The wishful thinkers carried the day, no doubt aided by the fact that accusing China of imperiling all of humanity through incompetence, without ironclad evidence, at a point in the pandemic where virologists and public health bodies desperately wanted their cooperation, was never going to fly. All communication with the public by large institutions is like this: multiple factions disagree internally but unite around a common message, a process in which politics and cognitive biases inevitably intervene. If one is naive about this reality, I suppose it might seem like a conspiracy. But a definition of "conspiracy" that encompasses something so pedestrian seems like a motte and bailey: on the one hand we have the unremarkable PR practice of selectively presenting only the most agreeable facts, and on the other we have the director of the NIH covering up Chinese bioweapon projects. Your priors for these two types of "conspiracy" should be radically different.

It was absolutely wishful thinking

No, wishful thinking would be something like "I'm sure the Chinese are competent enough to implement safeguards making a leak extremely unlikely", not "Given the shitshow that would happen if...". If you combine that with "given there is no evidence of a specifically engineered virus" it also clearly shows that conflating the "lab leak" theory with "engineered bioweapon" theory was deliberate.

But a definition of "conspiracy" that encompasses something so pedestrian seems like a motte and bailey

And that motte and bailey is carried out entirely by the anti-conspiracy side. If you don't want people to call such pedestrian behavior a conspiracy, stop calling them "conspiracy theorists" for suggesting such behavior might have taken place. Bonus points if you don't censor their theories from the Internet.

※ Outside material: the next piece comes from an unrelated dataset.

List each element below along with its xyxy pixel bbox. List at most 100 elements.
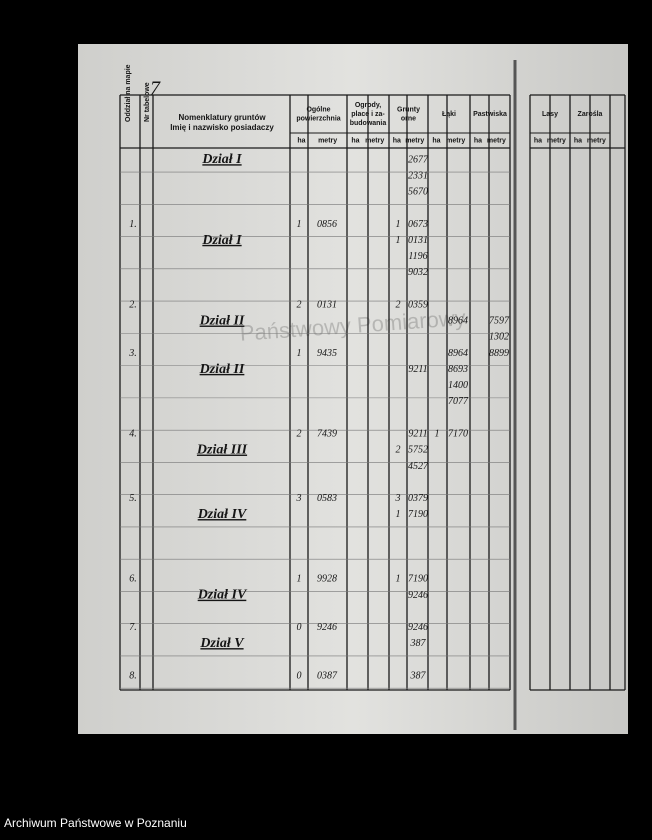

No, wishful thinking would be something like

If you're not going to engage with my direct quote from a leaked Slack conversation imputing motivated reasoning on the part of the virologists pushing the zoonotic origin hypothesis, I'm not sure what to say. I've met my burden, take it or leave it.

And that motte and bailey is carried out entirely by the anti-conspiracy side.

The comment heading this thread is explicitly advocating for this broad notion of conspiracy, i.e. one where all facts are publicly known and consensus among "conspirators" is informally established through open communication channels.

If you're not going to engage with my direct quote from a leaked Slack conversation imputing motivated reasoning on the part of the virologists pushing the zoonotic origin hypothesis, I'm not sure what to say. I've met my burden, take it or leave it.

You haven't. The existence of people who may have engaged in wishful thinking does not make other people, who are very deliberately engaging in spin manufacturing, disappear from the face of reality.

The comment heading this thread is explicitly advocating for this broad notion of conspiracy, i.e. one where all facts are publicly known and consensus among "conspirators" is informally established through open communication channels.

Yes, this is exactly what happened in the discussed example, and it is exactly what was called a conspiracy theory by mainstream media, and it is exactly what social media used as justification for banning said theories.